Mme Marie-Pierre Monier, présidente. - Nous vous remercions pour votre présence à cette audition.

Cette audition a fait l'objet d'une captation vidéo qui est disponible en ligne sur le site du Sénat.

Audition de Mmes Valérie Charollais, directrice de la Fédération nationale des Conseils d'architecture, d'urbanisme et de l'environnement (CAUE), Pascale Francisco, directrice du CAUE de Charente-Maritime, et Eléonore Chambras Lafuente, en charge des relations parlementaires de la FNCAUE

Mme Marie-Pierre Monier, présidente. - Nous poursuivons avec l'audition de la Fédération nationale du Conseil d'architecture, d'urbanisme et de l'environnement (FNCAUE). J'ai la chance d'avoir un CAUE au sein de mon département et en tant qu'élue locale, j'ai beaucoup travaillé avec le CAUE de mon département. Organismes privés investis d'une mission d'intérêt public créés en 1977, les CAUE représentent de véritables services de proximité au niveau du département pour conseiller, former et informer sur la promotion de la qualité de l'architecture, de l'urbanisme et de l'environnement. Nous avons le plaisir d'auditionner Mme Valérie Charollais, directrice de la FNCAUE, Mme Éléonore Chambras-Lafuente qui est en charge des relations parlementaires de la Fédération, et Mme Pascale Francisco, directrice du CAUE de Charente-Maritime.

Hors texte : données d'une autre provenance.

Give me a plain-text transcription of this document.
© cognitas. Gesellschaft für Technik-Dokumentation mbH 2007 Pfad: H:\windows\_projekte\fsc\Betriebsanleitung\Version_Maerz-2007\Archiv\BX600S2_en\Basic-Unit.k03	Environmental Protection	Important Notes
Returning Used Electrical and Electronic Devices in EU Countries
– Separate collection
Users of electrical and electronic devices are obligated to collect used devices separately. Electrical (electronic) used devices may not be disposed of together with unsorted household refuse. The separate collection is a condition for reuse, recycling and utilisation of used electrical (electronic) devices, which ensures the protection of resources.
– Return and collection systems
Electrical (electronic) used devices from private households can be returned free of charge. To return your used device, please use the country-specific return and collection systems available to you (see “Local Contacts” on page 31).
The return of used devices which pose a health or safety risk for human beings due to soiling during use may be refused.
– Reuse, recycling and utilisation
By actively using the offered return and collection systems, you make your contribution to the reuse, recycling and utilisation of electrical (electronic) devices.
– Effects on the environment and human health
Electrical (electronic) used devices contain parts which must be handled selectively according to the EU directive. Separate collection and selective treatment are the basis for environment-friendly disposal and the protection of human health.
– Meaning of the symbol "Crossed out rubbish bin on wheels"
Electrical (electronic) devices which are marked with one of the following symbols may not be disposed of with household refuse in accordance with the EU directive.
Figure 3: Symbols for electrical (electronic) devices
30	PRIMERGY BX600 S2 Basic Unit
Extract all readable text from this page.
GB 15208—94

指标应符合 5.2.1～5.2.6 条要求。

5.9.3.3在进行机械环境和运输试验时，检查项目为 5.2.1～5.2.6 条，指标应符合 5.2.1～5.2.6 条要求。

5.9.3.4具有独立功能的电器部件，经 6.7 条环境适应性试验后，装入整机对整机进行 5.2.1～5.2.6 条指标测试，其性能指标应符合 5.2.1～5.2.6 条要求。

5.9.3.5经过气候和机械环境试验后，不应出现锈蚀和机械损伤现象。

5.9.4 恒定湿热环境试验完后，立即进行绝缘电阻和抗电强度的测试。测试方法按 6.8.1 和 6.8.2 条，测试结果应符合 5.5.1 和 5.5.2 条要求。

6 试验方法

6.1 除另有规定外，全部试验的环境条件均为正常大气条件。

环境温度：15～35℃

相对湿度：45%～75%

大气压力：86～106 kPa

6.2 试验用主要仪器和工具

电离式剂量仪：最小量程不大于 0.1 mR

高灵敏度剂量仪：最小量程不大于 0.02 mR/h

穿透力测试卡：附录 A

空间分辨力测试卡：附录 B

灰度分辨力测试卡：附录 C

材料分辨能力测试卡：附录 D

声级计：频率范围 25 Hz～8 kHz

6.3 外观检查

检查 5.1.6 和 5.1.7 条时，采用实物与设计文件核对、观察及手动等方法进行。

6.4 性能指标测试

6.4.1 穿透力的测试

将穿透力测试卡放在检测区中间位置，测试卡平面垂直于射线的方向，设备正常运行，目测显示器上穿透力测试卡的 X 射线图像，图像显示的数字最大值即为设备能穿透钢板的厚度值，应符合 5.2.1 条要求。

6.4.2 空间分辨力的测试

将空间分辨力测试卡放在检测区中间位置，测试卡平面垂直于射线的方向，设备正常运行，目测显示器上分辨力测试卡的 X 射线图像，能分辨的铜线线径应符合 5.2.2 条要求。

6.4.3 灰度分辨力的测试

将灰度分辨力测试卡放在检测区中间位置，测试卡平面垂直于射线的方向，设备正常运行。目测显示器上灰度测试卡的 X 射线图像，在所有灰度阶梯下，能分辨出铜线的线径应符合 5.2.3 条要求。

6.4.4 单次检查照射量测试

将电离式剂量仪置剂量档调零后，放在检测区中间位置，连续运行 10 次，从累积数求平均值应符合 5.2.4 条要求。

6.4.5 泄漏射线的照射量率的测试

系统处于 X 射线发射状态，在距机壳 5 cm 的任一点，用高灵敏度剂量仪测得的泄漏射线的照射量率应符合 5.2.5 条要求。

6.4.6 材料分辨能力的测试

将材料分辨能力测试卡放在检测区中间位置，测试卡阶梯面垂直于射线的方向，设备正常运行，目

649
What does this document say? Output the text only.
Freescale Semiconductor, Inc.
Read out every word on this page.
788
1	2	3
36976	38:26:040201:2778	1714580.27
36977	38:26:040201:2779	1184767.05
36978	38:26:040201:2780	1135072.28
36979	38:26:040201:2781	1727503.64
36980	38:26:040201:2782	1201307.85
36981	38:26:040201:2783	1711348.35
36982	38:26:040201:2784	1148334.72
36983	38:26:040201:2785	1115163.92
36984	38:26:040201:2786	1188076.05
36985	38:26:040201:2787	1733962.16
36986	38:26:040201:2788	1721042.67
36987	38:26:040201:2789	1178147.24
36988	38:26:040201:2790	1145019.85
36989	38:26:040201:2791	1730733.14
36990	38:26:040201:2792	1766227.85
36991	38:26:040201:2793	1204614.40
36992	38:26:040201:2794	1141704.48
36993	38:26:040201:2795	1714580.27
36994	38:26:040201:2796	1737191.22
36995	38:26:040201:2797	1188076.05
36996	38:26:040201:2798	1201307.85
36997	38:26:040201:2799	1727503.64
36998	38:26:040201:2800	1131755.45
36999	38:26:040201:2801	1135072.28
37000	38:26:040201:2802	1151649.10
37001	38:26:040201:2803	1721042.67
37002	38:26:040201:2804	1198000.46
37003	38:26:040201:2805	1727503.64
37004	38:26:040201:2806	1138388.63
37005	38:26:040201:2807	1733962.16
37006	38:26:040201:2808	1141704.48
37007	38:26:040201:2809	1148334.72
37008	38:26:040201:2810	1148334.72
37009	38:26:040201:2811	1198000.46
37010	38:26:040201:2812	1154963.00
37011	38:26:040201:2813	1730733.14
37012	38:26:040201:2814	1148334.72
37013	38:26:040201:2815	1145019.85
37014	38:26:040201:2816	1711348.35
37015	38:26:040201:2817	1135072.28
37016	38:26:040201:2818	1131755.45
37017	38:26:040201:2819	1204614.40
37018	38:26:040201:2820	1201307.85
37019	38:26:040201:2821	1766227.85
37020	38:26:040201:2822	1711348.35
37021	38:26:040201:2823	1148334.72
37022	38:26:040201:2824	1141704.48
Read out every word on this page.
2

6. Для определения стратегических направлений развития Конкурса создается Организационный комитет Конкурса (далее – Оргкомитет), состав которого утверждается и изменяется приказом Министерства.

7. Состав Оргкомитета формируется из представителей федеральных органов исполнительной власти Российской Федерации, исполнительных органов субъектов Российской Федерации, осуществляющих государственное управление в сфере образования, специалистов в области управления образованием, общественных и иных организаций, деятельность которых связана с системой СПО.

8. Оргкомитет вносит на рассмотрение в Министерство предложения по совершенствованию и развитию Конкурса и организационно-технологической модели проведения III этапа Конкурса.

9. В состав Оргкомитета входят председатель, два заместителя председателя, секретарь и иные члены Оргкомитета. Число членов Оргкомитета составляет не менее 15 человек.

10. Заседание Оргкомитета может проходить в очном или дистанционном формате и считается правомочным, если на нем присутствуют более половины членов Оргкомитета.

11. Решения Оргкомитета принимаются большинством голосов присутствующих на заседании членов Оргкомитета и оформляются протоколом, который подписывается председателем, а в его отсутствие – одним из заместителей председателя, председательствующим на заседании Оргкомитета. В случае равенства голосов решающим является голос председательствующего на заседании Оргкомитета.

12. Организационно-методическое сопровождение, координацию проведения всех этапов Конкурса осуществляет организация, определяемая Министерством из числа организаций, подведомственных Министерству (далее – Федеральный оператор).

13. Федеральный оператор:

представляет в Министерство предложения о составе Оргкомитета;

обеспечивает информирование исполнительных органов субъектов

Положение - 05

Les CAUE ont souvent été cités dans le cadre de nos auditions. Pour autant, vos missions ne sont pas toujours bien connues de nos concitoyens. En quoi consistent-elles ? Quel est votre maillage territorial ? Quelle est la composition des CAUE ? Quels sont vos relations avec les différents acteurs intervenant en matière de sauvegarde du patrimoine et, en particulier, les architectes des bâtiments de France (ABF) ? Qui fait le plus souvent appel à vous ? Voilà autant de questions que nous nous posons. Votre témoignage permettra donc non seulement d'enrichir nos travaux sur les ABF, mais également d'apprendre à mieux vous connaître.

Je rappelle que notre mission résulte d'une initiative du groupe Les Indépendants - République et Territoires du Sénat qui a confié le rôle de rapporteur à notre collègue Pierre-Jean Verzelen. Les premières auditions ont déjà souligné la complexité des nombreuses missions des ABF et parfois quelques incompréhensions qui en résultent. Un manque de moyens a presque tout le temps été cité, avec la mise en oeuvre des périmètres délimités des abords (PDA) et des sites patrimoniaux remarquables (SPR) dans un contexte très exigeant de la transition écologique et énergétique. Mesdames les directrices, je vous propose d'ouvrir nos échanges avec un propos liminaire d'une dizaine de minutes. Je donnerai ensuite la parole au rapporteur.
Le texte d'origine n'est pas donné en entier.